Die Fotografie, so scheint es, ist endgültig erwachsen geworden. Obwohl seit den 1970er-Jahren von Kunstmuseen und Privaten gesammelt und ausgestellt und an zahlreichen Fachhochschulen vertreten, wurde das neue Medium, dem der Ruch der Massenkultur anhaftet, bisher an deutschsprachigen Universitäten weit gehend vernachlässigt. Nun erhält die Fotografie auch in der universitären Lehre und Forschung mehr Gewicht. Ab dem Herbstsemester, das diese Woche begonnen hat, kann «Theorie und Geschichte der Fotografie» als eigenständiges Nebenfach auf Bachelor- und auf Masterstufe belegt werden.

Die Abschussrampe des Shuttle «Energia-Buran», Baikonur Kosmodrom, KaSaChstan 2001 - courtesy Galerie Klosterfelde, Berlin. Fotografie von Armin Linke, Kunstfotograf und Referent am Symposium.

Vollständig drittmittelfinanziert

Die Mehrkosten für die Einrichtung des neuen Studiengangs am Kunsthistorischen Institut der Universität Zürich belaufen sich jährlich auf rund 120'000 Franken. Dieser Betrag wird in vollem Umfang durch Drittmittelgelder abgedeckt. Es war der Zürcher Fotokenner und Galerist («Zur Stockeregg») Kaspar M. Fleischmann, welcher im Jahr 2005 die Einrichtung einer Lehr- und Forschungsstelle für Theorie und Geschichte der Fotografie anregte. Die Erträge aus der von ihm geschaffenen Dr.-Carlo-Fleischmann-Stiftung ermöglichen es der Universität, das seit 1999 bestehende Lehrangebot zur Fotogeschichte stark auszubauen und dauerhaft einzurichten.

Leitet die Lehr- und Forschungsstelle für Theorie und Geschichte der Fotografie bis Ende des Herbstsemesters 2007: PD Wolfgang Kersten.
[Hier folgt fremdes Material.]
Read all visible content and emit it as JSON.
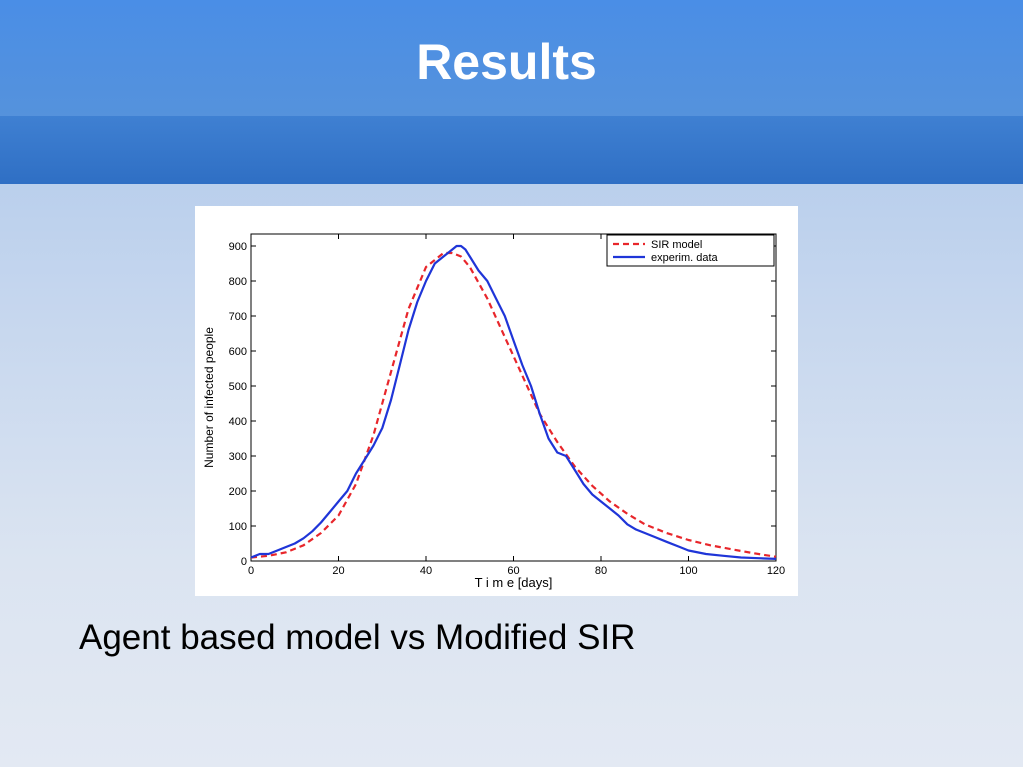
{
  "slide": {
    "title": "Results",
    "caption": "Agent based model vs Modified SIR"
  },
  "colors": {
    "sir_model": "#e8262b",
    "experim_data": "#1f35d8"
  },
  "chart_data": {
    "type": "line",
    "title": "",
    "xlabel": "T i m e [days]",
    "ylabel": "Number of infected people",
    "xlim": [
      0,
      120
    ],
    "ylim": [
      0,
      900
    ],
    "xticks": [
      0,
      20,
      40,
      60,
      80,
      100,
      120
    ],
    "yticks": [
      0,
      100,
      200,
      300,
      400,
      500,
      600,
      700,
      800,
      900
    ],
    "legend_position": "top-right",
    "grid": false,
    "series": [
      {
        "name": "SIR model",
        "style": "dashed",
        "color": "#e8262b",
        "x": [
          0,
          4,
          8,
          12,
          16,
          20,
          24,
          28,
          32,
          36,
          40,
          44,
          46,
          48,
          50,
          54,
          58,
          62,
          66,
          70,
          74,
          78,
          82,
          86,
          90,
          95,
          100,
          105,
          110,
          115,
          120
        ],
        "y": [
          10,
          15,
          25,
          45,
          80,
          130,
          220,
          360,
          540,
          720,
          840,
          880,
          880,
          870,
          840,
          750,
          640,
          530,
          420,
          340,
          270,
          215,
          170,
          135,
          105,
          80,
          60,
          45,
          33,
          22,
          12
        ]
      },
      {
        "name": "experim. data",
        "style": "solid",
        "color": "#1f35d8",
        "x": [
          0,
          2,
          4,
          6,
          8,
          10,
          12,
          14,
          16,
          18,
          20,
          22,
          24,
          26,
          28,
          30,
          32,
          34,
          36,
          38,
          40,
          42,
          44,
          45,
          46,
          47,
          48,
          49,
          50,
          52,
          54,
          56,
          58,
          60,
          62,
          64,
          66,
          68,
          70,
          72,
          74,
          76,
          78,
          80,
          82,
          84,
          86,
          88,
          90,
          92,
          95,
          98,
          100,
          104,
          108,
          112,
          116,
          120
        ],
        "y": [
          10,
          20,
          20,
          30,
          40,
          50,
          65,
          85,
          110,
          140,
          170,
          200,
          250,
          290,
          330,
          380,
          460,
          560,
          660,
          740,
          800,
          850,
          870,
          880,
          890,
          900,
          900,
          890,
          870,
          830,
          800,
          750,
          700,
          630,
          560,
          500,
          420,
          350,
          310,
          300,
          260,
          220,
          190,
          170,
          150,
          130,
          105,
          90,
          80,
          70,
          55,
          40,
          30,
          20,
          15,
          10,
          8,
          6
        ]
      }
    ]
  }
}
Die Leitung der Stelle und des Studiengangs nimmt noch bis Ende dieses Herbstsemesters PD Wolfgang Kersten wahr, danach geht sie an die noch zu bestimmende Nachfolge auf dem Lehrstuhl Zelger über. Neben Kersten wird auch Philip Ursprung, Professor für Moderne und zeitgenössische Kunst, Lehrveranstaltungen anbieten. Ausserdem soll nach Möglichkeit alle zwei Semester eine Gastprofessur vergeben werden (zurzeit Peter Geimer). Das neue Fach soll die gesamte Fotografiegeschichte von der Erfindung der Daguerreotypie zu Beginn des 19. Jahrhunderts bis in die Gegenwart abdecken. Im Angebot stehen dieses Semester etwa «Bauhausfotografie», «Das fotografische Bildnis» oder «Fotografie und Malerei. Eine Beziehungsgeschichte».

«Enorme Bereicherung»

Welchen Stellenwert hat das neue Angebot für die Universität? Studienleiter Wolfgang Kersten sieht darin «für alle Studierenden eine enorme Bereicherung». Seit 1999 habe man sehr gute Erfahrungen mit Lehraufträgen im Bereich der Fotografiegeschichte gemacht, das Interesse sei mit sechzig bis achtzig Teilnehmenden bemerkenswert hoch. Es biete sich nun die einmalige Möglichkeit, «ein national wie international höchst bedeutsames Studienangebot machen zu können» – denn die Etablierung der Fotografiegeschichte als eigenständiger Disziplin hinke im deutschsprachigen Raum nach wie vor hinterher, so Kersten.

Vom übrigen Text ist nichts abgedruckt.